Samedi, c’est une distribution trois étoiles que le public a pu apprécier avec Myriam Ould Braham, qui aborde cette saison le double rôle d’Odette/Odile pour la première fois, Mathias Heymann dans celui du Prince Siegfried et Karl Paquette, que l’on ne présente plus dans le rôle de Rothbart.
Dans cette relecture freudienne de Noureev, qui a recentré l’action sur le Prince, Mathias Heymann brille et montre son expérience du rôle. Quel moelleux dans sa danse! On savoure sa façon d’accélérer et de ralentir le mouvement, la netteté et la précision de ses pas. Épaulements, placement, tout y est. Sa variation lente au premier acte est un délice. Le face à face avec Karl Paquette, le précepteur, fonctionne bien. Ce premier acte est aussi l’occasion de découvrir le pas de trois dansé par la brillante Sae Eun Park, Fabien Revillion, qui a montré un beau travail de petite batterie, et Severine Westerman.

Attendue dans le rôle du cygne blanc, Myriam Ould Braham et sa frêle silhouette y font des merveilles. Ses bras si souples semblent désarticulés et rappellent les battements d’ailes du cygne. Son Odette est poétique et sensible. Sans conteste, l’adage du deuxième acte est l’un des grands moments de la soirée, avec deux solistes en osmose totale. Sans oublier, le corps de ballet, sublime ce soir qui a su mettre en valeur les étoiles. Dans les quatre petits cygnes, on ne peut passer à côté d’Eléonore Guérineau. Dans les quatre grands cygnes, c’est Héloïse Bourdon qui accroche les regards.

Karl Paquette, Myriam Ould Braham et Mathias Heymann

Karl Paquette, Myriam Ould Braham et Mathias Heymann

Au troisième acte, retour au palais pour les fiançailles du Prince. Léonore Baulac et François Alu ouvrent le bal avec la danse hongroise. Ils sont suivis par une danse espagnole de haute volée où l’on retrouve à nouveau une Stephanie Romberg très en forme (si ma mémoire est bonne, elle est filmée dans ce même rôle dans le DVD de 2005). La danse Napolitaine est un joli moment avec Eléonore Guérineau et Emmanuel Thibault. C’est finalement sur la troublante Odile que Siegfried, croyant retrouver Odette, jettera son dévolu. Le trio d’étoiles nous offre un superbe pas de trois, le moment de bravoure de ce troisième acte. Myriam Ould Braham est piquante en Odile. On sent sa complicité avec Mathias Heymann, ce qui rend leur jeu d’autant plus crédible. Quant à Karl Paquette, il excelle toujours dans le rôle du sorcier maléfique.

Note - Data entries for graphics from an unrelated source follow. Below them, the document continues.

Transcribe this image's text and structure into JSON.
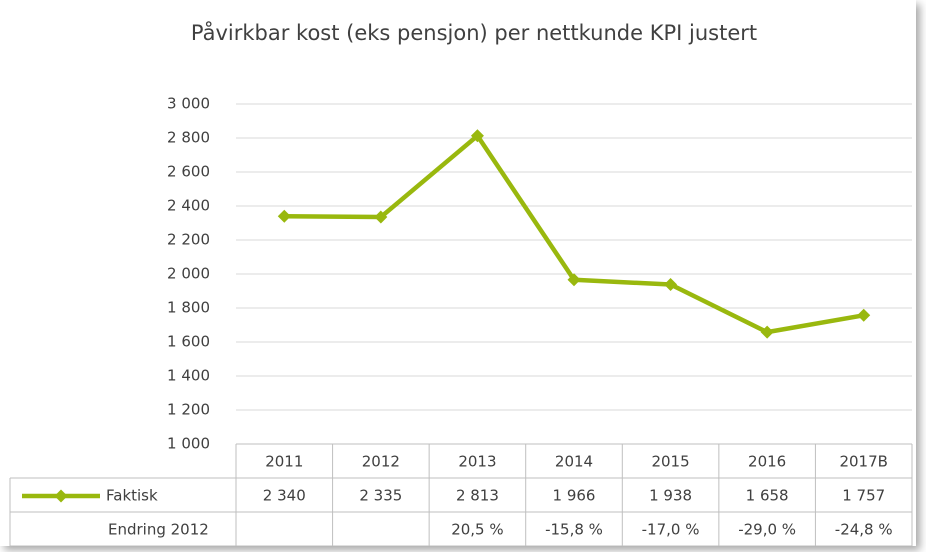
{
  "chart_data": {
    "type": "line",
    "title": "Påvirkbar kost (eks pensjon) per nettkunde KPI justert",
    "categories": [
      "2011",
      "2012",
      "2013",
      "2014",
      "2015",
      "2016",
      "2017B"
    ],
    "series": [
      {
        "name": "Faktisk",
        "color": "#99b80e",
        "values": [
          2340,
          2335,
          2813,
          1966,
          1938,
          1658,
          1757
        ],
        "value_labels": [
          "2 340",
          "2 335",
          "2 813",
          "1 966",
          "1 938",
          "1 658",
          "1 757"
        ]
      }
    ],
    "table_rows": [
      {
        "name": "Endring 2012",
        "values": [
          null,
          null,
          20.5,
          -15.8,
          -17.0,
          -29.0,
          -24.8
        ],
        "value_labels": [
          null,
          null,
          "20,5 %",
          "-15,8 %",
          "-17,0 %",
          "-29,0 %",
          "-24,8 %"
        ]
      }
    ],
    "ylim": [
      1000,
      3000
    ],
    "yticks": [
      {
        "value": 1000,
        "label": "1 000"
      },
      {
        "value": 1200,
        "label": "1 200"
      },
      {
        "value": 1400,
        "label": "1 400"
      },
      {
        "value": 1600,
        "label": "1 600"
      },
      {
        "value": 1800,
        "label": "1 800"
      },
      {
        "value": 2000,
        "label": "2 000"
      },
      {
        "value": 2200,
        "label": "2 200"
      },
      {
        "value": 2400,
        "label": "2 400"
      },
      {
        "value": 2600,
        "label": "2 600"
      },
      {
        "value": 2800,
        "label": "2 800"
      },
      {
        "value": 3000,
        "label": "3 000"
      }
    ],
    "grid": true
  }
}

Le quatrième acte est un pur moment de poésie porté par la lamentation des cygnes. Mention spéciale au corps de ballet pour ce si beau passage. Après un dernier pas de deux déchirant entre Odette et Siegfried, les trois protagonistes se retrouvent pour l’affrontement final entre Rothbart et le Prince. Un dernier tableau magnifique pour cette soirée trois étoiles, menée par une distribution de haute volée (et à ne pas rater !).